From: T on
Greetings:

We have two Redhat linux boxes, one is a 5.2 system with GFS1 for a
file system. The other is a 5.4 with EXT3 for a file system. I've
setup the 5.2 system as a rsync server ( that's where the
source data is) and it has between 700 to 800 Gbytes of data, and
hundreds of thousands of files. I'm using the following command line
from the client:

time rsync --inplace --progress --stats -aPh rsync://root(a)src_server/accurev_d1/mnt/accurev_d1

I should also note I'm using rsync 3.0.7:

# rsync --version
rsync version 3.0.7 protocol version 30

It takes more than 8 hours to sync this file system, but only 7G of
data is transferred. Here's the stats:

Number of files: 3349997
Number of files transferred: 32815
Total file size: 760.00G bytes
Total transferred file size: 61.58G bytes
Literal data: 6.96G bytes
Matched data: 54.74G bytes
File list size: 56.84M
File list generation time: 0.233 seconds
File list transfer time: 0.000 seconds
Total bytes sent: 7.43M
Total bytes received: 7.02G

sent 7.43M bytes received 7.02G bytes 222.83K bytes/sec
total size is 760.00G speedup is 108.16
rsync warning: some files vanished before they could be transferred
(code 24) at main.c(1508) [generator=3.0.7]

real 525m33.328s
user 8m25.662s
sys 1m38.190s

The question: Is there any way to speed this up? Am I doing something
wrong? Have I some how mis-configured the server? Is this what should
be expected?

Thanks for any help in advanced.

Tom
From: Kevin Collins on
On 2010-02-12, T <g4173c(a)motorola.com> wrote:
> Greetings:
>
> We have two Redhat linux boxes, one is a 5.2 system with GFS1 for a
> file system. The other is a 5.4 with EXT3 for a file system. I've
> setup the 5.2 system as a rsync server ( that's where the
> source data is) and it has between 700 to 800 Gbytes of data, and
> hundreds of thousands of files. I'm using the following command line
> from the client:
>
> time rsync --inplace --progress --stats -aPh rsync://root(a)src_server/accurev_d1/mnt/accurev_d1
>
> I should also note I'm using rsync 3.0.7:
>
> # rsync --version
> rsync version 3.0.7 protocol version 30
>
> It takes more than 8 hours to sync this file system, but only 7G of
> data is transferred. Here's the stats:
>
> Number of files: 3349997
> Number of files transferred: 32815
> Total file size: 760.00G bytes
> Total transferred file size: 61.58G bytes
> Literal data: 6.96G bytes
> Matched data: 54.74G bytes
> File list size: 56.84M
> File list generation time: 0.233 seconds
> File list transfer time: 0.000 seconds
> Total bytes sent: 7.43M
> Total bytes received: 7.02G
> sent 7.43M bytes received 7.02G bytes 222.83K bytes/sec
> total size is 760.00G speedup is 108.16
> rsync warning: some files vanished before they could be transferred
> (code 24) at main.c(1508) [generator=3.0.7]
>
> real 525m33.328s
> user 8m25.662s
> sys 1m38.190s
>
> The question: Is there any way to speed this up? Am I doing something
> wrong? Have I some how mis-configured the server? Is this what should
> be expected?

The rsync will need to (at minimum) do a stat() of each file - this will
require GFS locking to happen for each one, and you have 3.3 million!

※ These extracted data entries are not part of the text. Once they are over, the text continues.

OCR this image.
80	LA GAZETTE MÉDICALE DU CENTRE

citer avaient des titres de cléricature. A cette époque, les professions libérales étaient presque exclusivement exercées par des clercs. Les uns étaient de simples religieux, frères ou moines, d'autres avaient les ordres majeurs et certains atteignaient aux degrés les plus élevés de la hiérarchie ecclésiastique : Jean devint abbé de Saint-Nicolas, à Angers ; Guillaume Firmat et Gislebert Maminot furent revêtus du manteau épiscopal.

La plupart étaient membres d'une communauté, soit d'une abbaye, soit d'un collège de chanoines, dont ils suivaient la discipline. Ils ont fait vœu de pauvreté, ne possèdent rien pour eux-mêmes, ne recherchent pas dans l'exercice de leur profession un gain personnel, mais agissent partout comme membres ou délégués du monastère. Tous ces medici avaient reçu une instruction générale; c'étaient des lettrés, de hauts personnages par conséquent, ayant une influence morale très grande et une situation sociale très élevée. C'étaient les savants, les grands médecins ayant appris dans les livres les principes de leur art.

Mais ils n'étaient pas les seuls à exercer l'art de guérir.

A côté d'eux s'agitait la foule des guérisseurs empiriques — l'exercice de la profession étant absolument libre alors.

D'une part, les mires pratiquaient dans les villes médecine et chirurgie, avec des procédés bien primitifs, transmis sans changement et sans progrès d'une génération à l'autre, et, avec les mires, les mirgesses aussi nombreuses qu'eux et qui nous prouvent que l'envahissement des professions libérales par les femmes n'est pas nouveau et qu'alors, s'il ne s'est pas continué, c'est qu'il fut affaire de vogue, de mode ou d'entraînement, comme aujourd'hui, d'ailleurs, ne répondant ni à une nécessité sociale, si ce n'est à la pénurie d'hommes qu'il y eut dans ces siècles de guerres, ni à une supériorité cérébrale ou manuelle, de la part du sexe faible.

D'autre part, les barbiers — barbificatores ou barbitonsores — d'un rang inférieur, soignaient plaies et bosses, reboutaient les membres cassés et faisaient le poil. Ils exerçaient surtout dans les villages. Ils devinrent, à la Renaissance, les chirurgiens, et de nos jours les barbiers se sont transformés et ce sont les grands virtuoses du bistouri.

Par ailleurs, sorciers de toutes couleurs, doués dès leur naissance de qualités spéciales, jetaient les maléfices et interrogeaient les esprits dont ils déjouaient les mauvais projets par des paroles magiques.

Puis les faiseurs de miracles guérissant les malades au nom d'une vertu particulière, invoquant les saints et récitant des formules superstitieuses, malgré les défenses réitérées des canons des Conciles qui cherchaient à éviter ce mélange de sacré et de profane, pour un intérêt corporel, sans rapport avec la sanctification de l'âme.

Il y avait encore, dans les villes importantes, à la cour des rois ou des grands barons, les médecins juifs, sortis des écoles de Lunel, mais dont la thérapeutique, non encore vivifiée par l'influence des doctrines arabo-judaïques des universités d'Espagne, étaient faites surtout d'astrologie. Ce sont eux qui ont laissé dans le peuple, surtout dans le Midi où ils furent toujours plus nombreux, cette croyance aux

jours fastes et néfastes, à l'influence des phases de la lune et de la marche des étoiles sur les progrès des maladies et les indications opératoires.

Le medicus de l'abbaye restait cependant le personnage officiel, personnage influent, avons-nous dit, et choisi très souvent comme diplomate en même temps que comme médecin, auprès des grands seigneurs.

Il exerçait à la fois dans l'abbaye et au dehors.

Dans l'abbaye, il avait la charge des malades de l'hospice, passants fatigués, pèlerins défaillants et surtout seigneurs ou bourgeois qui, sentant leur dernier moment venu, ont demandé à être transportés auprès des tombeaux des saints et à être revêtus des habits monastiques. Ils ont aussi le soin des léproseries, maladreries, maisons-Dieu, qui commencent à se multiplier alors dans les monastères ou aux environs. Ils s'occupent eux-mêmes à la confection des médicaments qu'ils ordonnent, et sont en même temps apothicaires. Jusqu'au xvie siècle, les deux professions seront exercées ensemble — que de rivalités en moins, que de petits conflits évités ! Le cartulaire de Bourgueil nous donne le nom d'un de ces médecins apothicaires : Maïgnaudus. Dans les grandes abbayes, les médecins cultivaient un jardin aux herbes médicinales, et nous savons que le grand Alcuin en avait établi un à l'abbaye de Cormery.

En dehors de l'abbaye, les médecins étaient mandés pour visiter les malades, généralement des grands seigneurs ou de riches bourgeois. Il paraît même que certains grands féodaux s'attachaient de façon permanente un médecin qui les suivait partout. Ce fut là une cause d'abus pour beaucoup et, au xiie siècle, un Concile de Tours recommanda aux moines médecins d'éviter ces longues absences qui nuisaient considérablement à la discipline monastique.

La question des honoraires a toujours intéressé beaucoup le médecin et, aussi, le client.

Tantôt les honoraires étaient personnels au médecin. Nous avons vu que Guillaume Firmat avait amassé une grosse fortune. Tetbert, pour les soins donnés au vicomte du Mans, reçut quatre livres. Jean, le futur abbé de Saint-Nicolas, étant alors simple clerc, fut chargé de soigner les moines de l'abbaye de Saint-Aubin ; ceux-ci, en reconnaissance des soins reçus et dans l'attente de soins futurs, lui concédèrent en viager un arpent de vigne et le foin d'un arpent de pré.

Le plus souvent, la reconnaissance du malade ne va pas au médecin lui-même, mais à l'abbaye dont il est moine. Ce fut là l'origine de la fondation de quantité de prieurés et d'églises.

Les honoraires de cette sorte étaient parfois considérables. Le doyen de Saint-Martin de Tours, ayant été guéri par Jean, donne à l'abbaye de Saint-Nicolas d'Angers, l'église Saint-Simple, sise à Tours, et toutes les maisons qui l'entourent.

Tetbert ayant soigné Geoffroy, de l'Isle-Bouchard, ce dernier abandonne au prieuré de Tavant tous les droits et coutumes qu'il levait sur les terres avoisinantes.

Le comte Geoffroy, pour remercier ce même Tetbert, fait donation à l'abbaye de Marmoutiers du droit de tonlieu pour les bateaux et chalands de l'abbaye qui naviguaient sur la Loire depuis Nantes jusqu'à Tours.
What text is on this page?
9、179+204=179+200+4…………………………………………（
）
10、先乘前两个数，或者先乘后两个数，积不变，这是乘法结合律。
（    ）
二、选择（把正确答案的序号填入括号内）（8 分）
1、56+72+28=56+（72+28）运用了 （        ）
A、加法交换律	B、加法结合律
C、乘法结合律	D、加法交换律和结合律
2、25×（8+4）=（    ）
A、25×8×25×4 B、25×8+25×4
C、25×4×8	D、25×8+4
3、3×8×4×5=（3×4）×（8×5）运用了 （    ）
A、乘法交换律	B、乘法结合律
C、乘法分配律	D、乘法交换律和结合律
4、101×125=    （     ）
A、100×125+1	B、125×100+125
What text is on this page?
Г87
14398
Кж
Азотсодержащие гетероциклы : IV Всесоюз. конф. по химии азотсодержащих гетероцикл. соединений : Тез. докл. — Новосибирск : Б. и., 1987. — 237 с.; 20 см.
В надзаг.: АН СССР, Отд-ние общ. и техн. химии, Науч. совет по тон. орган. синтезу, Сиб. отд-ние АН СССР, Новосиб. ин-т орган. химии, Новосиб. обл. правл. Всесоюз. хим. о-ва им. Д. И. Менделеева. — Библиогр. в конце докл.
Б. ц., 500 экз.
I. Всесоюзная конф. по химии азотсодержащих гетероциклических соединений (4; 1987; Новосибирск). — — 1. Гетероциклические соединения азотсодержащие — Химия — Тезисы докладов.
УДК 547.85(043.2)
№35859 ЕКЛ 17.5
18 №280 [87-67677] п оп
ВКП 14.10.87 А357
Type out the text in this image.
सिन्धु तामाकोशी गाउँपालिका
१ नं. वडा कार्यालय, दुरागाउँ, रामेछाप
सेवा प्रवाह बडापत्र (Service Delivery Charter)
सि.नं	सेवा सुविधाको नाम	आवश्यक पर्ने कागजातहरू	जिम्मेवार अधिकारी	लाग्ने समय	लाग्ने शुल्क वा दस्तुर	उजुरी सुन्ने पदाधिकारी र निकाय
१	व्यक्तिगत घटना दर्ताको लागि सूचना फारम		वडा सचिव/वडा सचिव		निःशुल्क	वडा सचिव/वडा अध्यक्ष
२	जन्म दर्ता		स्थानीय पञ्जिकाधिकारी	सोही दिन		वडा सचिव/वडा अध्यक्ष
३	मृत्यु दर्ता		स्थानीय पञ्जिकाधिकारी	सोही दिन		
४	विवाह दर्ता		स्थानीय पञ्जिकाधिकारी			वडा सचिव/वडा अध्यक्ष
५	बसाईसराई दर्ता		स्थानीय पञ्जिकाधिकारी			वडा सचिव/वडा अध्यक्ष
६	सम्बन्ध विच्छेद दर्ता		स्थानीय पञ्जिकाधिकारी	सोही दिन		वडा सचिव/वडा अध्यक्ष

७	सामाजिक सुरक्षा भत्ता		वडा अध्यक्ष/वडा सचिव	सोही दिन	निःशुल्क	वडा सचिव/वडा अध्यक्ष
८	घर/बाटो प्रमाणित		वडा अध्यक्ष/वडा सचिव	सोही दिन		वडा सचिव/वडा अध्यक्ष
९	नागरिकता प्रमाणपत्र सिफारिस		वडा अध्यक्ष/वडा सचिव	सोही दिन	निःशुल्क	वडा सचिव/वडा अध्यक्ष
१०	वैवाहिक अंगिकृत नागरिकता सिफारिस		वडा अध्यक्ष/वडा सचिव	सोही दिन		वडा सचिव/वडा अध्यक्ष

My (limited) experience plus research I have done shows that can be really
slow. GFS takes out a lock on each file (even for stat). How many nodes in the
GFS cluster? There is communication and lock checking done for EACH node before
the lock is granted.

Additionally, the way the rsync protocol works (a kind of block-based
check-summing), I would think it could be quite slow to rsync large files from
GFS...

Hope this helps.

Kevin